Les droits de douane auraient également contribué à l’inflation à hauteur d’environ 0,5 point selon les estimations évoquées.
Autrement dit, la désinflation se poursuit, mais le retour complet à la stabilité des prix apparaît encore incomplet.
Pour les marchés, cette nuance reste importante car elle influence directement les anticipations de politique monétaire.
Le niveau total d’emploi atteint effectivement un record historique.
Cette évolution reste néanmoins cohérente avec la croissance démographique américaine et ne reflète pas nécessairement une accélération récente du marché du travail.
La création nette d’emplois en 2025 ressort autour de 15 000 par mois, nettement en dessous des moyennes historiques souvent situées entre 100 000 et 250 000 créations mensuelles.

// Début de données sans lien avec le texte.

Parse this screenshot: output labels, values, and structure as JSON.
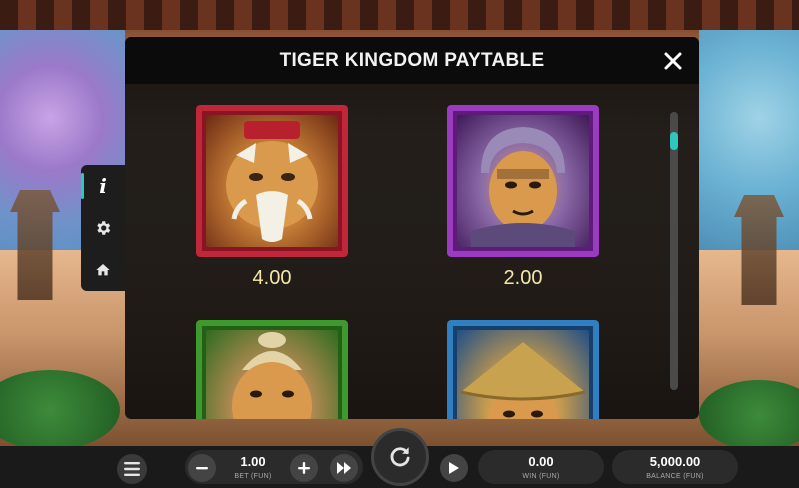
{
  "paytable": {
    "title": "TIGER KINGDOM PAYTABLE",
    "symbols": [
      {
        "name": "Elder Tiger",
        "frame_color": "#c0283a",
        "payout": "4.00"
      },
      {
        "name": "Warrior Tiger",
        "frame_color": "#9b3bc2",
        "payout": "2.00"
      },
      {
        "name": "Monk Tiger",
        "frame_color": "#3e9a2c",
        "payout": ""
      },
      {
        "name": "Straw Hat Tiger",
        "frame_color": "#2f7fc2",
        "payout": ""
      }
    ]
  },
  "side_menu": {
    "info_label": "i",
    "items": [
      "info-icon",
      "gear-icon",
      "home-icon"
    ]
  },
  "bottom_bar": {
    "bet_value": "1.00",
    "bet_label": "BET (FUN)",
    "win_value": "0.00",
    "win_label": "WIN (FUN)",
    "balance_value": "5,000.00",
    "balance_label": "BALANCE (FUN)"
  },
  "colors": {
    "accent": "#2ec7c0",
    "payout_text": "#f5e7a8",
    "panel_bg": "#0b0b0b"
  }
}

Le taux de chômage apparaît également légèrement plus élevé qu’au début du mandat.
Le marché du travail américain reste donc relativement résilient, mais les indicateurs suggèrent une phase de ralentissement progressif plutôt qu’une accélération.
Le sujet migratoire repose sur plusieurs catégories statistiques différentes.
Les “removals” correspondent aux expulsions formelles exécutées par les autorités fédérales.
Les “returns” désignent les renvois effectués directement à la frontière.
S’ajoutent également les départs volontaires ou “self-deportations”, liés à la pression administrative, ainsi que les statuts révoqués sans expulsion physique immédiate.
Selon les méthodes de comptabilisation retenues, les chiffres d’expulsions varient fortement, entre environ 540 000 et 620 000 selon les sources mentionnées.
Cette diversité méthodologique explique pourquoi les comparaisons directes restent souvent difficiles.
Les accusations répétées de fraude électorale massive restent un sujet particulièrement sensible.
Les audits et données disponibles évoquent néanmoins des cas considérés comme marginaux, parfois de l’ordre de 0,02 % dans certaines analyses citées.
Le sujet dépasse cependant le simple débat statistique.
Les marchés surveillent surtout le risque de contestation politique autour des prochaines élections de mi-mandat.
Une remise en cause anticipée des résultats électoraux pourrait alimenter un climat d’incertitude institutionnelle, facteur généralement peu apprécié par les investisseurs.
Le discours réaffirme le soutien aux grands programmes sociaux américains : Social Security, Medicare et Medicaid.
Mais certaines mesures budgétaires pourraient réduire la couverture de plusieurs millions d’Américains à horizon 2026-2027 si certaines subventions actuelles ne sont pas prolongées.
Concernant les médicaments, les affirmations évoquant des baisses de prix “de 300 à 600 %” ne sont pas cohérentes d’un point de vue mathématique.
Sur le plan fiscal, plusieurs propositions portent sur l’exonération des pourboires, des heures supplémentaires ou d’une partie des revenus liés à la retraite.
Ces mesures apparaissent toutefois souvent temporaires ou partielles.
Enfin, l’idée selon laquelle les droits de douane pourraient remplacer largement l’impôt sur le revenu reste fortement débattue sur le plan économique.
À l’approche des élections de mi-mandat, les marchés se concentrent surtout sur la trajectoire des indicateurs économiques.
Le niveau absolu des données importe souvent moins que leur direction.
Un ralentissement progressif de l’inflation, une stabilisation du marché du travail ou une dégradation plus rapide de la consommation peuvent modifier rapidement les anticipations politiques et financières.
Dans ce contexte, le débat public autour des statistiques économiques devrait rester particulièrement intense dans les prochains mois.